Planetark.org, April 5, 2006
BUDAPEST - Hungary said on Tuesday it would deploy 6,000 troops to battle record water levels on the Danube and had shut the river to shipping, while fears grew in the Czech Republic of more floods there.
"The flood situation in Hungary continues to be serious," Environment and Water Minister Miklos Persanyi told a news conference on Tuesday.
The Danube is expected to peak at a record 8.65 metres (28 feet) in Budapest by Wednesday morning, but recovery will be slow and there could be more flood surges on the Danube and the more unpredictable Tisza, Prime Minister Ferenc Gyurcsany said.
No shipping is allowed on the Danube except for ferries serving communities cut off by the floods.
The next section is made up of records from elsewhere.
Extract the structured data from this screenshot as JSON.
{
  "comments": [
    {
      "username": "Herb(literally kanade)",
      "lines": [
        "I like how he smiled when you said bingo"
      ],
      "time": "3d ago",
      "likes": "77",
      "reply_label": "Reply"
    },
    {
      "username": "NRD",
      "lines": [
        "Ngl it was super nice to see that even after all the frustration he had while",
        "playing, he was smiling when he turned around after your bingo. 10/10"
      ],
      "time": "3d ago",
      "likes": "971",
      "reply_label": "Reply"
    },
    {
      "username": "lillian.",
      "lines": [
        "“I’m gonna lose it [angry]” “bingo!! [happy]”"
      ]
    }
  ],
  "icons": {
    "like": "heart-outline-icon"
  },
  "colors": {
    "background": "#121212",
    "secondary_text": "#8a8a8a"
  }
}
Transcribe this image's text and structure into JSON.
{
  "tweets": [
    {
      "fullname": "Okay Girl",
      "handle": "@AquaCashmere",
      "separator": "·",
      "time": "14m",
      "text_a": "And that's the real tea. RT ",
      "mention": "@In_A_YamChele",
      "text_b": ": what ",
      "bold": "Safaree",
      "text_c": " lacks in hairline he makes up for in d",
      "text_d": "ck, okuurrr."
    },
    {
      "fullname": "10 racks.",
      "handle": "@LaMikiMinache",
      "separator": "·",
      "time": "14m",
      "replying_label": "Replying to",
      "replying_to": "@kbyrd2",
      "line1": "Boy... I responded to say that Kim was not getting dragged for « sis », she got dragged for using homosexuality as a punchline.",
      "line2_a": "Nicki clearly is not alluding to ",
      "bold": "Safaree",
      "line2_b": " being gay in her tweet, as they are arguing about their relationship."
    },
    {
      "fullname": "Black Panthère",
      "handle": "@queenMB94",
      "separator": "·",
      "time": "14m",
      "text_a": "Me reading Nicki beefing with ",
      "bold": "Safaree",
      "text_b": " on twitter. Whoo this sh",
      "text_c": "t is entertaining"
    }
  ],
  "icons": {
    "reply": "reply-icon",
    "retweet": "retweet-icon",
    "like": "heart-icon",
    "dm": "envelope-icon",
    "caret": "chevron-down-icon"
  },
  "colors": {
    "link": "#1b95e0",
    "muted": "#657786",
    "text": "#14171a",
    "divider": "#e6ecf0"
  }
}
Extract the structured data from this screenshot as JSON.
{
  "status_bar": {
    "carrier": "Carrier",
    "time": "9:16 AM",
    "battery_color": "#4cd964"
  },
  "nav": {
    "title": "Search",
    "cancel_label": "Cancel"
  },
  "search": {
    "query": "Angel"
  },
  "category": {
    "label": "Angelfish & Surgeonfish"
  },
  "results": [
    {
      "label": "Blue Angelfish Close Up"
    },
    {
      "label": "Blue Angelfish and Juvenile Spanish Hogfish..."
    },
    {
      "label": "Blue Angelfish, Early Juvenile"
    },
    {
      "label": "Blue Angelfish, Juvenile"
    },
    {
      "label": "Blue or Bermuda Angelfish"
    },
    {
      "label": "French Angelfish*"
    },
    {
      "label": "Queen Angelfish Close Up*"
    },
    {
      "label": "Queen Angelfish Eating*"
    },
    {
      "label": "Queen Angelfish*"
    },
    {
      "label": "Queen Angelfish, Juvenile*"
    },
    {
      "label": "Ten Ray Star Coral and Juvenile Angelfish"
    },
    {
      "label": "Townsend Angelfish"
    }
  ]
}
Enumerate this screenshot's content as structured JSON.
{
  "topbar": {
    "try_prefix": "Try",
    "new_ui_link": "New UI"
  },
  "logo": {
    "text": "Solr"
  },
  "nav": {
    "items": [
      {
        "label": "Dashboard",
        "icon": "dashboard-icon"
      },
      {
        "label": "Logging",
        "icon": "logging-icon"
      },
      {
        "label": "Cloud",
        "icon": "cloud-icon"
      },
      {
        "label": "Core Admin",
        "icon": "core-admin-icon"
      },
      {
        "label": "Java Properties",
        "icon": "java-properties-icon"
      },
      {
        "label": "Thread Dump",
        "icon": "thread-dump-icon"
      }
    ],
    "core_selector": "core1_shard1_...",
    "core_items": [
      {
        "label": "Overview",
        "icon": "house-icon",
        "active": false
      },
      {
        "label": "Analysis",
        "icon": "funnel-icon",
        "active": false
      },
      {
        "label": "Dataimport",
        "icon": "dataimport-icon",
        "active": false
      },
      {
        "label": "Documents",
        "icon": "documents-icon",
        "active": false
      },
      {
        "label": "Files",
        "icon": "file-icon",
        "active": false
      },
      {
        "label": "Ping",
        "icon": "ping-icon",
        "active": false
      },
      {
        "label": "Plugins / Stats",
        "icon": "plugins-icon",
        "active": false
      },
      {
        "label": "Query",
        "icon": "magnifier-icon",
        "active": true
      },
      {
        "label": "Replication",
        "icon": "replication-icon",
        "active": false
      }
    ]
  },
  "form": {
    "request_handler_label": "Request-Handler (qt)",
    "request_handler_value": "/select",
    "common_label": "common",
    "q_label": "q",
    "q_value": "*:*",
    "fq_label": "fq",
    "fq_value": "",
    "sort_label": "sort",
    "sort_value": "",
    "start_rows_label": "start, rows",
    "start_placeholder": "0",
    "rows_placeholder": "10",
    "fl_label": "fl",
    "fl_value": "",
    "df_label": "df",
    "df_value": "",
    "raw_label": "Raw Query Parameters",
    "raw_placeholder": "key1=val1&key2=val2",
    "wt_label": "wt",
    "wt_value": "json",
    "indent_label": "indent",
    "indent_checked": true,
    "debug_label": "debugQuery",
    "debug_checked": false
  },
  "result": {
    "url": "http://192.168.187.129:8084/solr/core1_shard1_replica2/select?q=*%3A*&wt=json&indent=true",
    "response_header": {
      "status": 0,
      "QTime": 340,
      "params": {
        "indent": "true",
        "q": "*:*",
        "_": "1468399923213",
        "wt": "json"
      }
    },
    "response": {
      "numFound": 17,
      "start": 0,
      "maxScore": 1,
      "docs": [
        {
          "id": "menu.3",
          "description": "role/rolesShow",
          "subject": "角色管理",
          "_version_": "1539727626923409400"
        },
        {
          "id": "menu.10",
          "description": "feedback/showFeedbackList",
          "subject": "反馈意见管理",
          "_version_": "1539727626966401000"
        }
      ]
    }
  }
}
Some schools also remained shut and a few inaccessible polling stations had to be moved ahead of Sunday's general elections.
The situation in much of the Czech Republic calmed on Tuesday after floods forced 10,000 people out of their homes over the weekend. Water levels in the country's main rivers slowly receded.
But more rain was forecast for most of central Europe, where late winter snow in higher areas could also start to melt.
"Wednesday will be a crucial day," said Ivan Obrusnik of the Czech Weather Institute.
Budapest is safe up to a river level of 10 metres, Mayor Gabor Demszky said, adding the threat remained high.
"According to the latest estimates, the total damage will exceed 10 billion forints and it will probably not be more than 30 billion (US$140 million), but that is assuming no major dams bursting anywhere," Gyurcsany said.
Polish authorities declared a flood alert in the historic northern city of Torun, where the Vistula rose a metre above alarm levels and spilled over in some areas, damaging railway lines.
A dam burst on the March river, which separates Austria from Slovakia, flooding uninhabited land, on Tuesday.
A day earlier another dam burst on the same river, flooding the village of Duernkrut and forcing the evacuation of 400 houses.
The situation remained critical in the German city of Dresden on the Elbe and the water was receding very slowly.